Ducking, he shoved Colten into the opening of the injured tree and turned just as the first flesh eater was on him. Sunken eyes and blood stained clothes. Lips curled in hunger away from yellow teeth. Sagging, cold looking flesh clung to jutting bones, and one of its arms was missing completely. The foot long bowie knife slid out of its sheath in one fluid motion, and he arched it into the temple of the monster.
This was it. His last stand.
“Come on!” he screamed as a roiling rage wracked his body. After everything, he was going to die here in the woods. He and Colten. After every skirmish they’d outlived, every time they’d been treed and weaponless, every time they’d survived a bite. And now here they were, at the end of their lives. Kaegan was angry at the world. At the necessity of situations like the one he was in. At the mindless Deads who lived to hurt him and the ones he loved. He kicked one back and put the blade into another’s head. Stabbing uselessly at their torsos wouldn’t prolong his life. They didn’t feel. The creatures would just keep coming. It was a kill shot to their head or death by being eaten alive. He’d only lived this long because he was much more efficient at killing than the horde.
He wouldn’t go down gently. It wasn’t his style to sag to his kn
ees and accept his fate. Oh, he knew what was coming for him, but he wasn’t going down without taking out every single moaner that he could while he stood on this earth. Bellowing his fury, he slashed again and again until the number of bodies at his feet became a blur. He shoved limp Deads away from him as they cluttered the forest floor at his feet, soaking the earth with their putrid blood. And always the searching eyes, silver with death—empty, soulless.

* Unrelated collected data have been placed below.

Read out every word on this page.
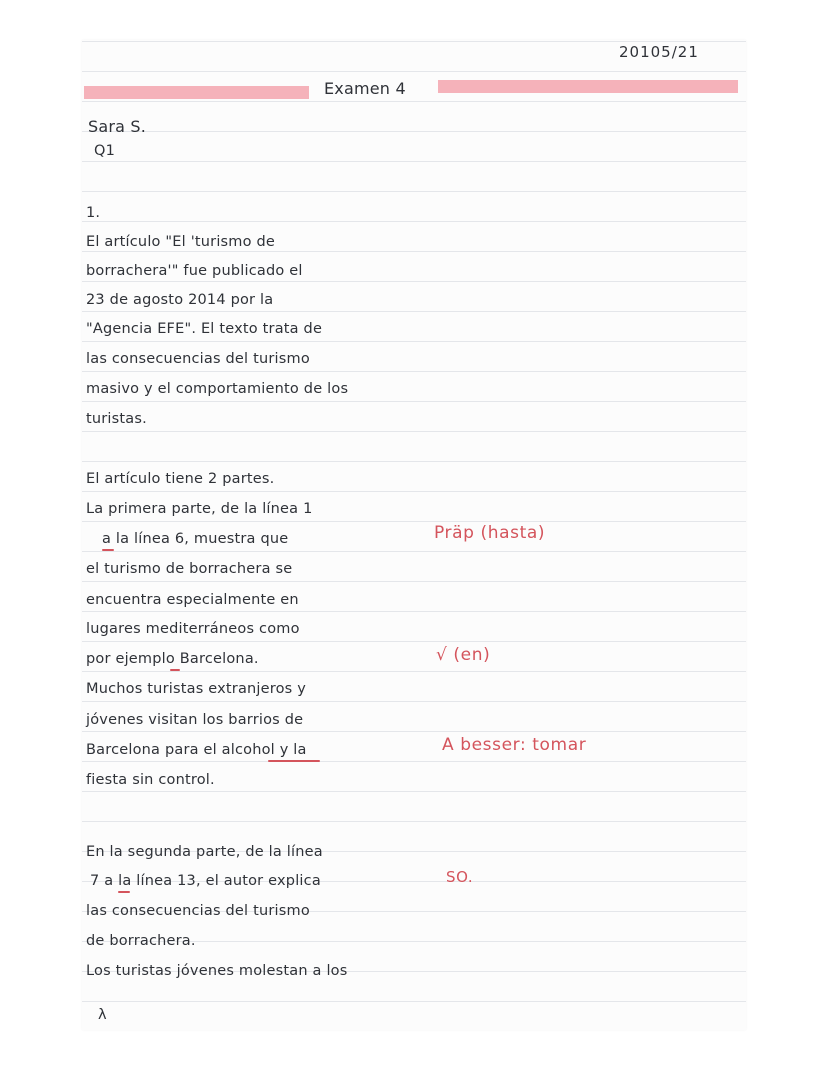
20105/21
Examen 4
Sara S.
Q1
1.
El artículo "El 'turismo de
borrachera'" fue publicado el
23 de agosto 2014 por la
"Agencia EFE". El texto trata de
las consecuencias del turismo
masivo y el comportamiento de los
turistas.
El artículo tiene 2 partes.
La primera parte, de la línea 1
a la línea 6, muestra que
el turismo de borrachera se
encuentra especialmente en
lugares mediterráneos como
por ejemplo Barcelona.
Muchos turistas extranjeros y
jóvenes visitan los barrios de
Barcelona para el alcohol y la
fiesta sin control.
En la segunda parte, de la línea
7 a la línea 13, el autor explica
las consecuencias del turismo
de borrachera.
Los turistas jóvenes molestan a los
λ
Präp (hasta)
√ (en)
A besser: tomar
SO.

He hoped they ate all of him so he wouldn’t come back a monster.
He stood, staggered and hunched with fatigue as the last Dead fell away from his knife. Every muscle shook and red streamed down his face until it dripped from the tip of his nose and from his hair. The break was temporary. More were coming through the woods toward them, and this was his chance. He hadn’t the energy to do more than throw Colten’s arm over his shoulder and drag him through the blanket of leaves. He walked forever like that, arms howling their exhaustion, and stumbling from the numbness in his legs. He was just fast enough to stay in front of the seven Deads who tracked him. He was fading, and they’d have a meal soon enough, but not until he had nothing in his body left to give. The breakdown was coming.
And just as he’d decided it was enough—that he’d given all of himself to save his friend, that all he wanted to do was drop to his knees and wait for the monsters in the shadows to take him screaming to his death, a looming fence appeared through the trees.
Dead Run River.
“Open the gates!” he yelled as he rounded the curve.
Two guards stood ready.
“Please,” he breathed. “Open the gates.”
The Deads were catching up as his pace slowed, and he bit his lip and pressed on, sure they’d catch him in an instant.
The creaking of wood resonated through the clearing, and the doors opened slowly. He slipped through behind the guards, and two Deads followed them right in. Both were knifed before they took two steps beyond the gate.
Kaegan fell, unable to support his weight or Colten’s for another second. He’d never catch his breath again, and his lungs ached as he tried to drag air into them. It was as if they didn’t recognize oxygen anymore and passed it off as a gaseous poison instead. In desperation, he crawled aimlessly on hands and knees. Rocks dug into his hands, and he stared at the filth covered knife he still clutched.